Алкосектанты мне и раньше встречались. Но я не думал, что такие и в НИИ обнаружатся. Однако теперь понятно, почему этот Еремей у меня сразу такую неприязнь вызвал. Не люблю этих алкофанатиков. Причастие у них по будильнику, это ж надо придумать.
Поняв, что толку от стажёра всё равно не добьюсь, я уже собрался уходить, как вдруг услышал собачий лай. Пафнутий! Как я мог про него забыть⁈ Я же обещал ему погулять…

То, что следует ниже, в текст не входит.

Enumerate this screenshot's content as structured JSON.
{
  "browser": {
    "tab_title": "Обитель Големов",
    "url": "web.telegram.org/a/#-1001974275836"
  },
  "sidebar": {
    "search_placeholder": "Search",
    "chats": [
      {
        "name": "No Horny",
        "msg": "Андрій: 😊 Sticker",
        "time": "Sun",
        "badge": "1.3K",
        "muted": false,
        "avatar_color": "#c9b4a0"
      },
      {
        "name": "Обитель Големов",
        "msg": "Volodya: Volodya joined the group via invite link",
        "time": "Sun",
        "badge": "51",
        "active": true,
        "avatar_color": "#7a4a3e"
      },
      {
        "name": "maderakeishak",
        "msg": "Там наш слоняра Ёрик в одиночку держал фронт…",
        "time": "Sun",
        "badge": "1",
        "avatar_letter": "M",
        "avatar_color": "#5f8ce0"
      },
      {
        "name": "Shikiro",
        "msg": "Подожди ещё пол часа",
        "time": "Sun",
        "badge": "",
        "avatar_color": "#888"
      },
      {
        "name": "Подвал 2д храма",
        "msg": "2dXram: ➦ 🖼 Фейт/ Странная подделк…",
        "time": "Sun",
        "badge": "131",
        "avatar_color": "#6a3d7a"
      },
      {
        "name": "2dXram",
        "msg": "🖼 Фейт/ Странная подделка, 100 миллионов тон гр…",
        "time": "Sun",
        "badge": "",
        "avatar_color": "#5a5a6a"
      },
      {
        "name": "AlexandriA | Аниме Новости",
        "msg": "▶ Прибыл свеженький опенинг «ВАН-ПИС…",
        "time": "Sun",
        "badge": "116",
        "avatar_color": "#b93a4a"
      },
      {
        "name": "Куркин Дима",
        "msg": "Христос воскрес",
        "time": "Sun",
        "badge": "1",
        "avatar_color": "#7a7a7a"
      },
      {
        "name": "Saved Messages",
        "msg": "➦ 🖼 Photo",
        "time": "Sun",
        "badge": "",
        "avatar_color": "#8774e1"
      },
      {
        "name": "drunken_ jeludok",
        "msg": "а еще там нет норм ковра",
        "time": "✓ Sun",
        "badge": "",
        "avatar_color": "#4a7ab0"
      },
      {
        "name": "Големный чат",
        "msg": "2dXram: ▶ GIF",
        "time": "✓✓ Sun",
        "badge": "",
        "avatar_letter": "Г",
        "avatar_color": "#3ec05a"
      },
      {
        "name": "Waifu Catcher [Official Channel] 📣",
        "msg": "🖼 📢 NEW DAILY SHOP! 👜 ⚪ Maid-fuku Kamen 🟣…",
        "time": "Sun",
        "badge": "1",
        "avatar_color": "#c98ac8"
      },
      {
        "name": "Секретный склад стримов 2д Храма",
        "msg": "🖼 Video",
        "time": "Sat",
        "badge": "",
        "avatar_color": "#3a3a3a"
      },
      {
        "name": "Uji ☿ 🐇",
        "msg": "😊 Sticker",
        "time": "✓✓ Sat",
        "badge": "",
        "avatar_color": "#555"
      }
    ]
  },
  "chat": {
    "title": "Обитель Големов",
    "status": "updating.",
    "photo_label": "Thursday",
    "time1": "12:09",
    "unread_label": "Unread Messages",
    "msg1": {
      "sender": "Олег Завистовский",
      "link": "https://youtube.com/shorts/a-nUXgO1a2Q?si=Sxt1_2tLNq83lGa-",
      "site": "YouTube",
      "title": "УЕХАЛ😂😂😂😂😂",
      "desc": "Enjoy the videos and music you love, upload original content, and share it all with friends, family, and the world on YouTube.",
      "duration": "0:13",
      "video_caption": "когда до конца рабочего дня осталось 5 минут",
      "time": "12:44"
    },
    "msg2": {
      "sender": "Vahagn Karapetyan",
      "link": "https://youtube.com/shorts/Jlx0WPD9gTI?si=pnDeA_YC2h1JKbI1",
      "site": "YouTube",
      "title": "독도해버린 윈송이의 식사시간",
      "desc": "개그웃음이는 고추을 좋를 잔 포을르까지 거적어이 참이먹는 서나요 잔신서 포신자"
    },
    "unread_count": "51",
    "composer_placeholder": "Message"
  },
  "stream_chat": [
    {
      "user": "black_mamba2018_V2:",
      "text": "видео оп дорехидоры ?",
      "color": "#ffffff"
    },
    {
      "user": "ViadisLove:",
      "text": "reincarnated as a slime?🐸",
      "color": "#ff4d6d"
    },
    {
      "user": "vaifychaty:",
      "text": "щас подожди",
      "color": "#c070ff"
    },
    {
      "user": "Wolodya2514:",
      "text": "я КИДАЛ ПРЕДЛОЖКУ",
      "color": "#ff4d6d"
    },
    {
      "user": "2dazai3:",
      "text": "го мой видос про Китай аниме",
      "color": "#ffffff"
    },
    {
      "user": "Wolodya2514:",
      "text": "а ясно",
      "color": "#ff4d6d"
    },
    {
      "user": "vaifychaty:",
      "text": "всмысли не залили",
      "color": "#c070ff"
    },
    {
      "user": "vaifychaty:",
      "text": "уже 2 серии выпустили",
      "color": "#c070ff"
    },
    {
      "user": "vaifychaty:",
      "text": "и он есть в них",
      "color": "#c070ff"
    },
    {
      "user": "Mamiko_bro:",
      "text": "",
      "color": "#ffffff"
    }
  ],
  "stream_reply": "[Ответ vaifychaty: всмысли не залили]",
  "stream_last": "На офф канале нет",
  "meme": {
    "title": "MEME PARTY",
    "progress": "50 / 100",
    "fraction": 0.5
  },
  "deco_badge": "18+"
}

Оставив религиозные бредни Еремея вместе с самим Еремеем, я, не попрощавшись, вылетел из кабинета.
Мой пёс блуждал по этажу и изредка погавкивал. Не так, как это делают другие собаки, без агрессии или страха, а осторожно, будто интересуясь у пустоты, куда хозяин запропастился?
— Сейчас, Пуф, погуляем. Только кабинет закрою.
Я мог бы просто захлопнуть дверь, благо, ключи всегда при мне. Мог бы. Но зачем-то зашёл внутрь.
Стол, до сего момента плотно уставленный пробирками, теперь оказался девственно чист.
— Пафнутий! — заорал я, вспомнив, как тот смотрел на стол.
Пёс заскулил и лёг передо мной, прикрыв морду лапами.
Я перевёл взгляд на пол. Если бы Пафнутий расправился с моими пробирками, на полу валялись бы осколки. Но их не было.
В моём кабинете похозяйничал человек. Я бросился к сейфу, но и там оказалось пусто. Исчезли не только сами пробирки с археями, но и мои записи, тетради, блокноты. Вообще всё! Даже моё одеяло утащили.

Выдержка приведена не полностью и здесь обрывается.